Josie unsnapped her holster as she raced toward the figure, but as soon as she got to him, she realized he wasn’t a threat. It was an older man, probably in his seventies, judging by his thinning white hair and wrinkled, age-spotted face. Curled on his side, he groaned. Josie knelt down and touched his shoulder gingerly. “Sir,” she said. “Are you okay?”
“He hit me,” the man rasped. “Son of a bitch hit me.”
Gently, she turned him onto his back. “Where did he hit you?”
Sweat poured off Josie’s brow, and her chest felt heavy. The man pointed to his stomach. “Here,” he gasped. “Hit me hard, too. I went right down.”
“Who hit you?” Josie asked, pressing two fingers against the inside of his wrist to check his pulse, which was strong and steady.
“The guy burning Colette’s house down,” he said. “Help me sit up.”
Josie slid an arm under his shoulders and lifted him to sitting. “You saw someone? What did he look like?”
“Big. Burly. Dressed all in black. He had a ballcap on. I live over there—” He turned slightly and pointed to the house directly across from Colette’s. “I saw Noah come in this morning. Talked to him. I’ve seen you here a few times so when you pulled up, I knew it was okay.”

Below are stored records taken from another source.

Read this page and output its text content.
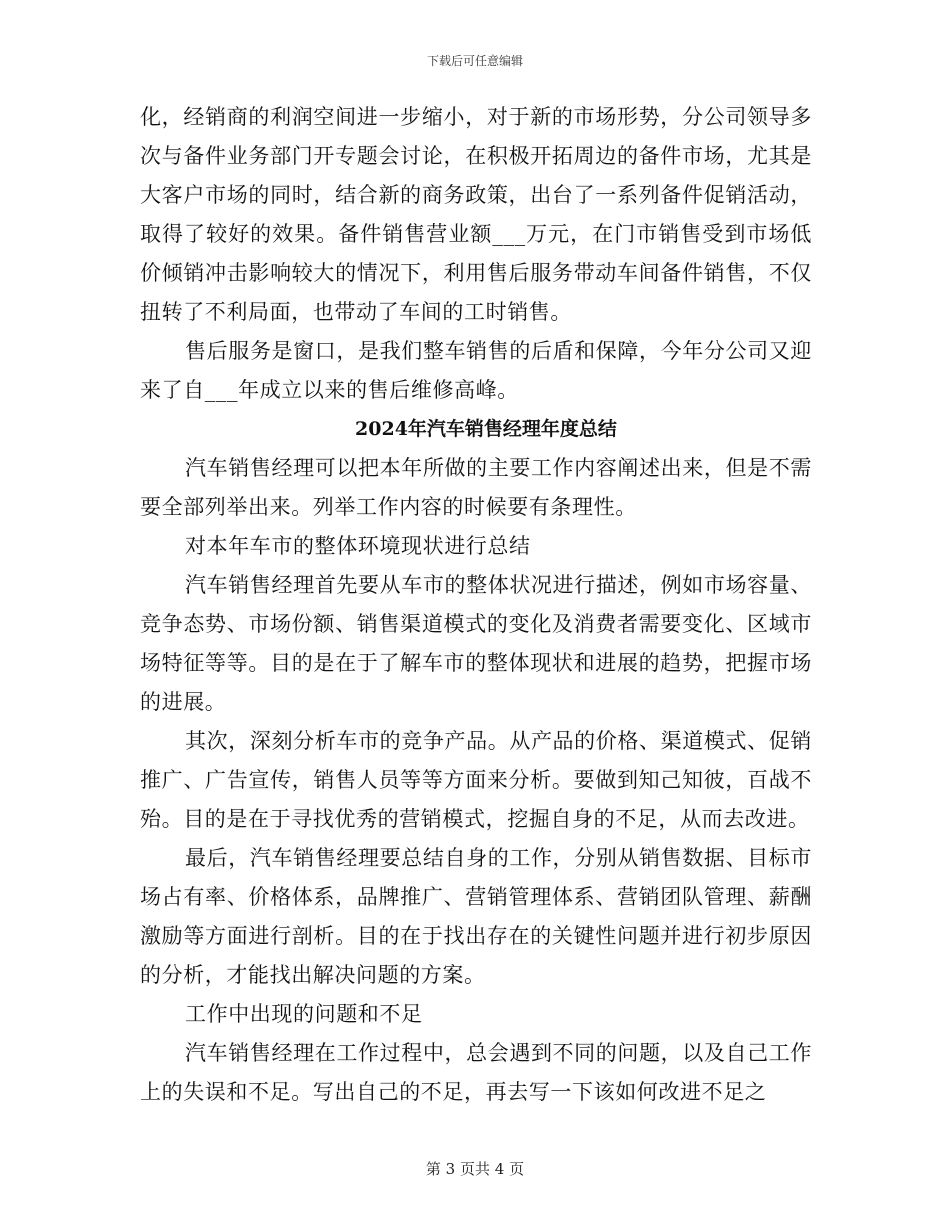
下载后可任意编辑

化，经销商的利润空间进一步缩小，对于新的市场形势，分公司领导多次与备件业务部门开专题会讨论，在积极开拓周边的备件市场，尤其是大客户市场的同时，结合新的商务政策，出台了一系列备件促销活动，取得了较好的效果。备件销售营业额___万元，在门市销售受到市场低价倾销冲击影响较大的情况下，利用售后服务带动车间备件销售，不仅扭转了不利局面，也带动了车间的工时销售。

售后服务是窗口，是我们整车销售的后盾和保障，今年分公司又迎来了自___年成立以来的售后维修高峰。

2024年汽车销售经理年度总结

汽车销售经理可以把本年所做的主要工作内容阐述出来，但是不需要全部列举出来。列举工作内容的时候要有条理性。

对本年车市的整体环境现状进行总结

汽车销售经理首先要从车市的整体状况进行描述，例如市场容量、竞争态势、市场份额、销售渠道模式的变化及消费者需要变化、区域市场特征等等。目的是在于了解车市的整体现状和进展的趋势，把握市场的进展。

其次，深刻分析车市的竞争产品。从产品的价格、渠道模式、促销推广、广告宣传，销售人员等等方面来分析。要做到知己知彼，百战不殆。目的是在于寻找优秀的营销模式，挖掘自身的不足，从而去改进。

最后，汽车销售经理要总结自身的工作，分别从销售数据、目标市场占有率、价格体系，品牌推广、营销管理体系、营销团队管理、薪酬激励等方面进行剖析。目的在于找出存在的关键性问题并进行初步原因的分析，才能找出解决问题的方案。

工作中出现的问题和不足

汽车销售经理在工作过程中，总会遇到不同的问题，以及自己工作上的失误和不足。写出自己的不足，再去写一下该如何改进不足之

第 3 页共 4 页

Josie wondered whether he had been watching Colette’s home this closely before her murder. As if reading her mind, he said, “I only started paying attention after Colette was killed over there. It’s terrible. A terrible thing. These things don’t happen around here.”
Josie glanced back at Colette’s house where two fire trucks and an ambulance had just shown up. She watched as two paramedics rushed over to where Noah lay on his neighbor’s grass. “I know,” she said. “They shouldn’t happen anywhere. What happened? You saw him coming out of the house?”
“I saw him go in. He came walking from down there.” He pointed down the street from Colette’s house. “Then I waited a few minutes. I noticed what looked like fire in the downstairs window. Came out to the end of the driveway. Still wasn’t sure what I was looking at. Heard some commotion in there so I came out here to the street. Then I saw smoke coming out the windows and I knew. I was going to go back inside and call 911, but then he came running out from behind the house, right in my direction.”